Which brings us to Emily (Emily Blunt), the cutthroat “first assistant” who does her level best to keep Andy in her place, who goes to extremes (“I’m just one stomach flu away from my goal weight”) to be the “favorite” no matter how much cruelty she has to unleash on those who threaten her status. Some see her as merely an obstacle in the way of Andy’s rise to success, an antagonist whose efforts to embody the “no mercy” persona of an ascendent girl boss only expose her own mediocrity. But for many, she’s just another victim doomed to fail and fall while watching others rise to the top. Queer, straight, or in-between, who among us hasn’t been there?
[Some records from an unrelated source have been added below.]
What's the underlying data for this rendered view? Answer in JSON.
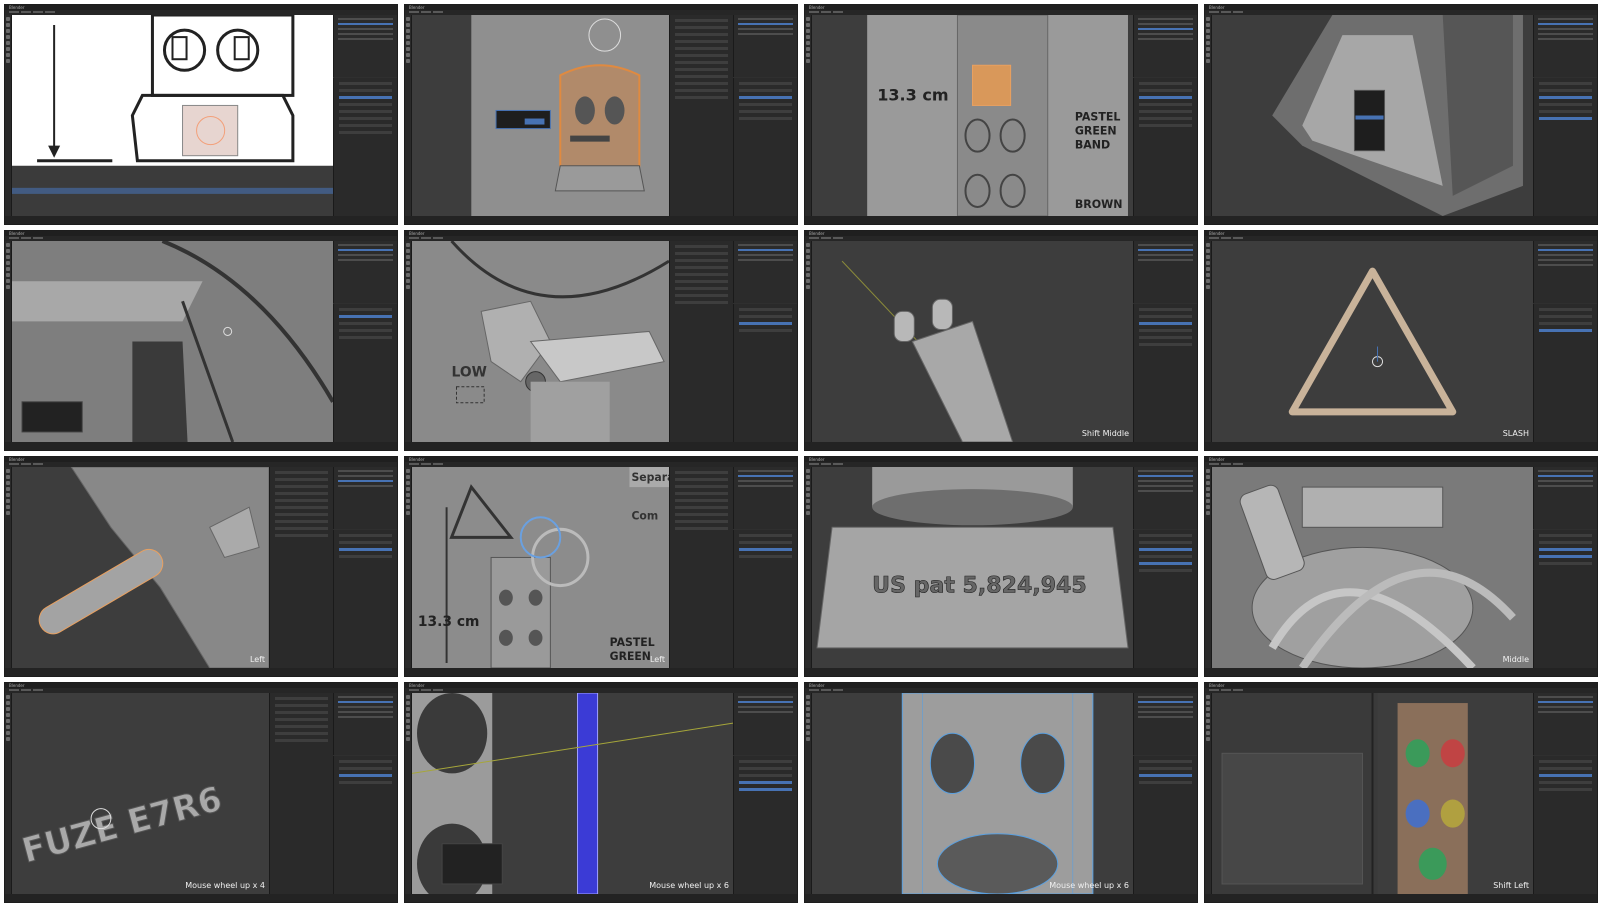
{
  "window_title": "Blender",
  "tiles": [
    {
      "id": 1,
      "label": ""
    },
    {
      "id": 2,
      "label": ""
    },
    {
      "id": 3,
      "label": "13.3 cm",
      "label2": "PASTEL GREEN BAND",
      "label3": "BROWN"
    },
    {
      "id": 4,
      "label": ""
    },
    {
      "id": 5,
      "label": ""
    },
    {
      "id": 6,
      "label": "LOW"
    },
    {
      "id": 7,
      "key": "Shift Middle"
    },
    {
      "id": 8,
      "key": "SLASH"
    },
    {
      "id": 9,
      "key": "Left"
    },
    {
      "id": 10,
      "key": "Left",
      "label": "13.3 cm",
      "label2": "PASTEL GREEN",
      "side1": "Separat",
      "side2": "Com"
    },
    {
      "id": 11,
      "label": "US pat 5,824,945"
    },
    {
      "id": 12,
      "key": "Middle"
    },
    {
      "id": 13,
      "key": "Mouse wheel up x 4",
      "label": "FUZE E7R6"
    },
    {
      "id": 14,
      "key": "Mouse wheel up x 6"
    },
    {
      "id": 15,
      "key": "Mouse wheel up x 6"
    },
    {
      "id": 16,
      "key": "Shift Left"
    }
  ],
  "colors": {
    "ui_dark": "#2b2b2b",
    "viewport": "#3d3d3d",
    "selection": "#4772b3",
    "orange_select": "#e8a060"
  }
}
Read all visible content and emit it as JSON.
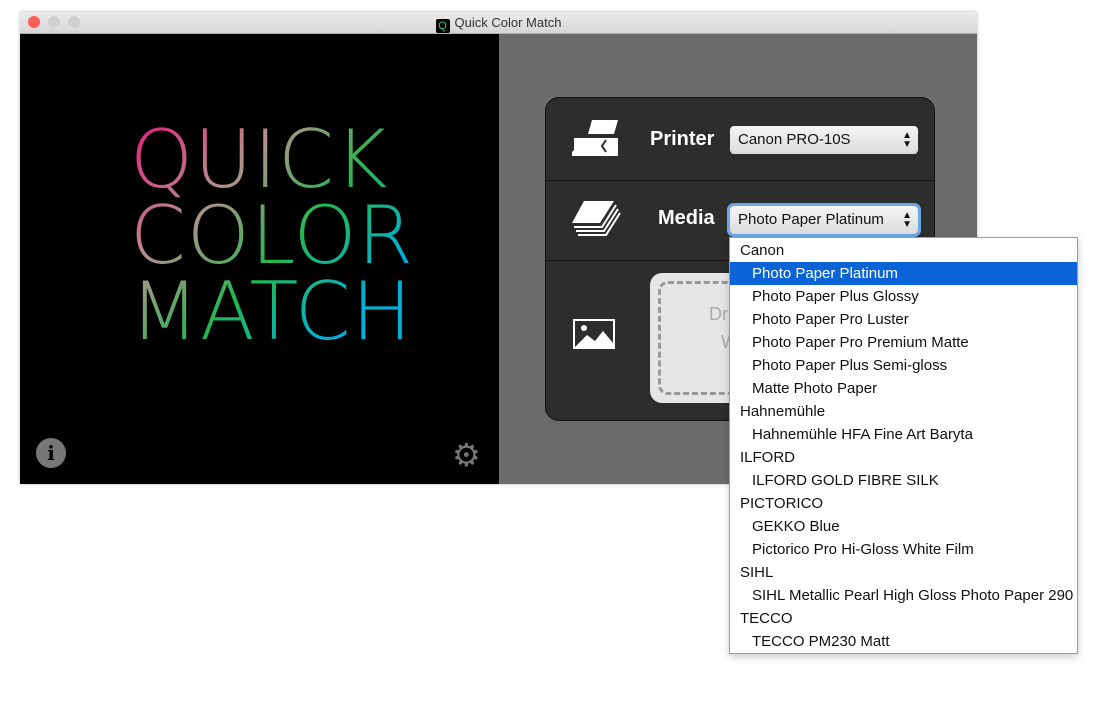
{
  "window": {
    "title": "Quick Color Match",
    "app_icon": "Q"
  },
  "logo": {
    "lines": [
      "QUICK",
      "COLOR",
      "MATCH"
    ]
  },
  "printer": {
    "label": "Printer",
    "value": "Canon PRO-10S"
  },
  "media": {
    "label": "Media",
    "value": "Photo Paper Platinum"
  },
  "drop_zone": {
    "text_fragment_1": "Dr",
    "text_fragment_2": "W"
  },
  "menu": {
    "items": [
      {
        "label": "Canon",
        "group": true
      },
      {
        "label": "Photo Paper Platinum",
        "selected": true
      },
      {
        "label": "Photo Paper Plus Glossy"
      },
      {
        "label": "Photo Paper Pro Luster"
      },
      {
        "label": "Photo Paper Pro Premium Matte"
      },
      {
        "label": "Photo Paper Plus Semi-gloss"
      },
      {
        "label": "Matte Photo Paper"
      },
      {
        "label": "Hahnemühle",
        "group": true
      },
      {
        "label": "Hahnemühle HFA Fine Art Baryta"
      },
      {
        "label": "ILFORD",
        "group": true
      },
      {
        "label": "ILFORD GOLD FIBRE SILK"
      },
      {
        "label": "PICTORICO",
        "group": true
      },
      {
        "label": "GEKKO Blue"
      },
      {
        "label": "Pictorico Pro Hi-Gloss White Film"
      },
      {
        "label": "SIHL",
        "group": true
      },
      {
        "label": "SIHL Metallic Pearl High Gloss Photo Paper 290"
      },
      {
        "label": "TECCO",
        "group": true
      },
      {
        "label": "TECCO PM230 Matt"
      }
    ]
  },
  "colors": {
    "highlight": "#0a64d8",
    "close": "#fc5f57"
  }
}
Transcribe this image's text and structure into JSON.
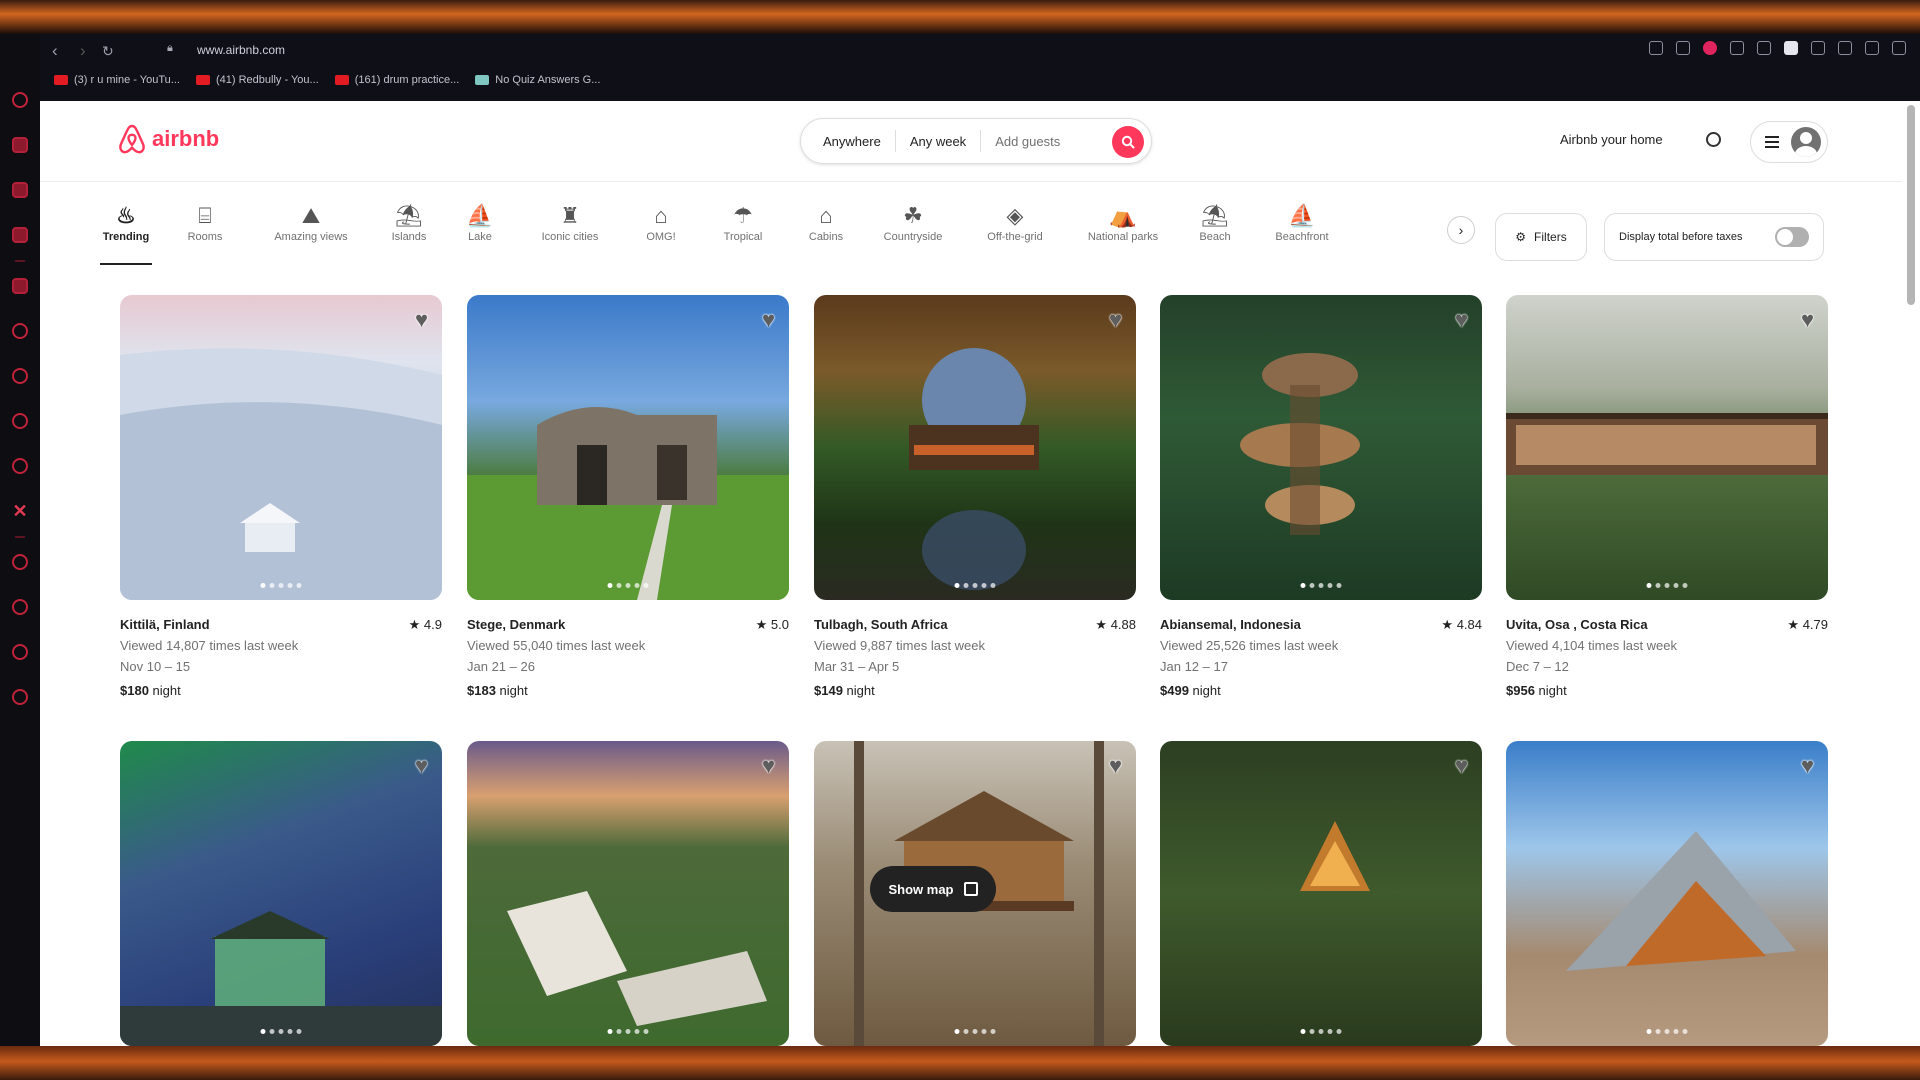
{
  "browser": {
    "url": "www.airbnb.com",
    "bookmarks": [
      "(3) r u mine - YouTu...",
      "(41) Redbully - You...",
      "(161) drum practice...",
      "No Quiz Answers G..."
    ]
  },
  "header": {
    "logo_text": "airbnb",
    "search": {
      "anywhere": "Anywhere",
      "any_week": "Any week",
      "add_guests": "Add guests"
    },
    "host_link": "Airbnb your home"
  },
  "categories": [
    {
      "label": "Trending",
      "icon": "flame-icon",
      "active": true
    },
    {
      "label": "Rooms",
      "icon": "bed-icon"
    },
    {
      "label": "Amazing views",
      "icon": "landscape-icon"
    },
    {
      "label": "Islands",
      "icon": "palm-tree-icon"
    },
    {
      "label": "Lake",
      "icon": "boat-icon"
    },
    {
      "label": "Iconic cities",
      "icon": "tower-icon"
    },
    {
      "label": "OMG!",
      "icon": "ufo-icon"
    },
    {
      "label": "Tropical",
      "icon": "tropical-icon"
    },
    {
      "label": "Cabins",
      "icon": "cabin-icon"
    },
    {
      "label": "Countryside",
      "icon": "countryside-icon"
    },
    {
      "label": "Off-the-grid",
      "icon": "off-grid-icon"
    },
    {
      "label": "National parks",
      "icon": "park-icon"
    },
    {
      "label": "Beach",
      "icon": "umbrella-icon"
    },
    {
      "label": "Beachfront",
      "icon": "beachfront-icon"
    }
  ],
  "filters_label": "Filters",
  "tax_toggle_label": "Display total before taxes",
  "listings": [
    {
      "location": "Kittilä, Finland",
      "rating": "4.9",
      "views": "Viewed 14,807 times last week",
      "dates": "Nov 10 – 15",
      "price": "$180",
      "unit": "night"
    },
    {
      "location": "Stege, Denmark",
      "rating": "5.0",
      "views": "Viewed 55,040 times last week",
      "dates": "Jan 21 – 26",
      "price": "$183",
      "unit": "night"
    },
    {
      "location": "Tulbagh, South Africa",
      "rating": "4.88",
      "views": "Viewed 9,887 times last week",
      "dates": "Mar 31 – Apr 5",
      "price": "$149",
      "unit": "night"
    },
    {
      "location": "Abiansemal, Indonesia",
      "rating": "4.84",
      "views": "Viewed 25,526 times last week",
      "dates": "Jan 12 – 17",
      "price": "$499",
      "unit": "night"
    },
    {
      "location": "Uvita, Osa , Costa Rica",
      "rating": "4.79",
      "views": "Viewed 4,104 times last week",
      "dates": "Dec 7 – 12",
      "price": "$956",
      "unit": "night"
    }
  ],
  "show_map_label": "Show map"
}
Finally, of course, there is Streep’s Miranda Priestley, the presumed “devil” of the title and the epitome of mercilessly autocratic authority, who has earned her status and her power by embracing the toxic modus operandiof a misogynistic hierarchy in order to conquer it. Yes, she’s more than just a little horrible, a strict gatekeeper who hones in on perceived weaknesses with all the vicious premeditation of a hawk with its eyes on a luckless rabbit, and it would be easy to despise her if she weren’t so damn fabulous. But thanks to the incomparable Oscar-nominated performance from Streep – along with the glimpses we are afforded into her “real” life along the way – she is not just aspirational, but iconic. Stoic, imperturbable, always three steps ahead and never affording an inch of slack for any perceived shortcoming, there’s an undeniable excellence about her that inspires us to see beyond the obvious dysfunction of the “work ethic” she represents; and sure, there’s enough emotionally detached enthusiasm in her torment/training of Andy to fuel countless volumes of erotic lesbian fan-fiction (Google “MirAndy,” if you dare), but when we eventually recognize that she might just be the ultimate “fashion victim” of them all, it doesn’t just cut us to the core – it strikes a chord that should be universally recognizable to anyone who has had to make their own “deal with the devil” in order to claim agency in their own lives. In this way, “The Devil Wears Prada” comes closer than probably any mainstream film to tying the feminist and queer rights movements together in common cause.
In any case, each character, in their way, can easily be tied to a facet of queer identity – and indeed, to the identity of anyone who must work twice (or more) as hard as a straight white Christian male to succeed. We can see ourselves reflected in all of them – and whether we aspire to be Miranda (I mean, who wouldn’t?), identify with Andy, recognize our worst traits in Emily, or empathize with Nigel and his deferential suffering, there’s something in “The Devil Wears Prada” that resonates with everyone.
Now let’s see if the sequel can say the same.